LA HERENCIA
Heredé de mi padre su amor a la lectura, su pasión por el tabaco y su calvicie. Aunque era más bajito que yo, le seguía queriendo. Desde que murió, hace ahora catorce años, pienso muchas veces en él. A mí no me preocupa la muerte, estoy convencido de que, como afirma la física cuántica, un día nos reencontraremos todos en una especia de conciencia universal.
De mi madre he heredado más bien poco, por no decir nada. La recuerda cargada de hijos, yo soy el mayor, la ayudaba haciendo las cenas, me gustaban los riñones al jerez y las natillas que hacía.
A los treinta y cinco años ya estaba casado y tenía dos hijos. También contaba entre mis males con un sobrinito capullazo, las noches buenas, se ponía bastante porculero y nos daba la brasa jugando a la herencia de la tía Ágata.
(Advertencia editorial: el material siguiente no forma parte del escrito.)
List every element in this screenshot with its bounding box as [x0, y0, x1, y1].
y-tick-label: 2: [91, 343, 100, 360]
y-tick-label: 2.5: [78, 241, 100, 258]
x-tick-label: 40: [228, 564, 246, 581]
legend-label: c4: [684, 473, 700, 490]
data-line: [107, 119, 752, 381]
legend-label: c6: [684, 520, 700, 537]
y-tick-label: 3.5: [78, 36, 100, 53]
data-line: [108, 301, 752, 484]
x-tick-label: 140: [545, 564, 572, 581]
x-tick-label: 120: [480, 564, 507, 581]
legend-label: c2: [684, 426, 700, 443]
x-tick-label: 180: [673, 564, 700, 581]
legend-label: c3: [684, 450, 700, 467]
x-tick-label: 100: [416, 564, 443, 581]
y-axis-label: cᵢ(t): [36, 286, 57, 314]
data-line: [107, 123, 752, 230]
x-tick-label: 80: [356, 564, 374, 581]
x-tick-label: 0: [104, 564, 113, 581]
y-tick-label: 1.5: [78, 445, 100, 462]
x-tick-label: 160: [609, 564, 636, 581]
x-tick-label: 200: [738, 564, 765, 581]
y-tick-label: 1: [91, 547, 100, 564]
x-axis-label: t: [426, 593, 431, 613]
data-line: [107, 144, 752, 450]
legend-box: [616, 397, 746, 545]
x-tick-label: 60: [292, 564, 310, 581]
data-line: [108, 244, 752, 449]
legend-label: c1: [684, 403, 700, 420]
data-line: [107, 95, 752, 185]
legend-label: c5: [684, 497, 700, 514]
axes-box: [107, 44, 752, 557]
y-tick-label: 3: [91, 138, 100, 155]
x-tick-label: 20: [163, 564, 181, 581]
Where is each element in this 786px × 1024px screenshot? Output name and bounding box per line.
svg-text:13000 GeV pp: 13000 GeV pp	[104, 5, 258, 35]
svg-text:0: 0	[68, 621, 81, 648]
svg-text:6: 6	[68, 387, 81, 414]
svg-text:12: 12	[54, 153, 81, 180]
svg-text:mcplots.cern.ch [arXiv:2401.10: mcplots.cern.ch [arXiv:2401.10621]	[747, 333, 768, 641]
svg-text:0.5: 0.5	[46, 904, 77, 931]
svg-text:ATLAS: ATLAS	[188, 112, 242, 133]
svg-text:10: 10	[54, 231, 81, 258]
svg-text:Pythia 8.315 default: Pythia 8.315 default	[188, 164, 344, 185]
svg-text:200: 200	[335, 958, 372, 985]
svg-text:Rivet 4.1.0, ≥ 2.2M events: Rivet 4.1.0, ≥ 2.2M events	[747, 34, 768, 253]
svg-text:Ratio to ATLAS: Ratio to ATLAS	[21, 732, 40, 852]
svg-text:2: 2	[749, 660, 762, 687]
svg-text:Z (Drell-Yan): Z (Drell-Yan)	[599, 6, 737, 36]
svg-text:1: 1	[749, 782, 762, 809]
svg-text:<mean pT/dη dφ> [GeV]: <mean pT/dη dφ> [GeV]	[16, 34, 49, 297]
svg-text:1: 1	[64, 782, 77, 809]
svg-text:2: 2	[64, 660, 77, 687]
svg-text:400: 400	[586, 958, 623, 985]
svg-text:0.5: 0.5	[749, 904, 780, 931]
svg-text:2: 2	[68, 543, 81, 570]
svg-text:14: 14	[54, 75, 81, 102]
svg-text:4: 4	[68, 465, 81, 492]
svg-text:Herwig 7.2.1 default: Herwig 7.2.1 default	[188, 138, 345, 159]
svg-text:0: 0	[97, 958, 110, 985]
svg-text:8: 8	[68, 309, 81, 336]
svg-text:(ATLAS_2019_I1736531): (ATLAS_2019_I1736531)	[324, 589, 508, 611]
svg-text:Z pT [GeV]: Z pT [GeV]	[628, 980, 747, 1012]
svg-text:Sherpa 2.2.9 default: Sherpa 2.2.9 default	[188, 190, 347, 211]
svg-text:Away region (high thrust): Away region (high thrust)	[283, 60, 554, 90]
Él alcanzaba el culmen de su placer, cuando salía cargado de los abalorios que le había provisto la yaya y todos los demás teníamos que dejar cualquier cosa que estuviésemos haciendo. Hoy sigue igual de gilipollas.
Mis padres me dejaron en herencia mi cerebro y mis manos, con ellos me sigo ganando la vida.
A la marcha que van mis finanzas mis hijos no heredarán nada, tal vez alguna que otra deuda, les tengo advertidos que acepten la herencia a título de inventario, para hacerse con lo que sobre tras pagar las deudas, pero bien visto no tiene ningún sentido. Así pues, que mi herencia se vaya a la mierda.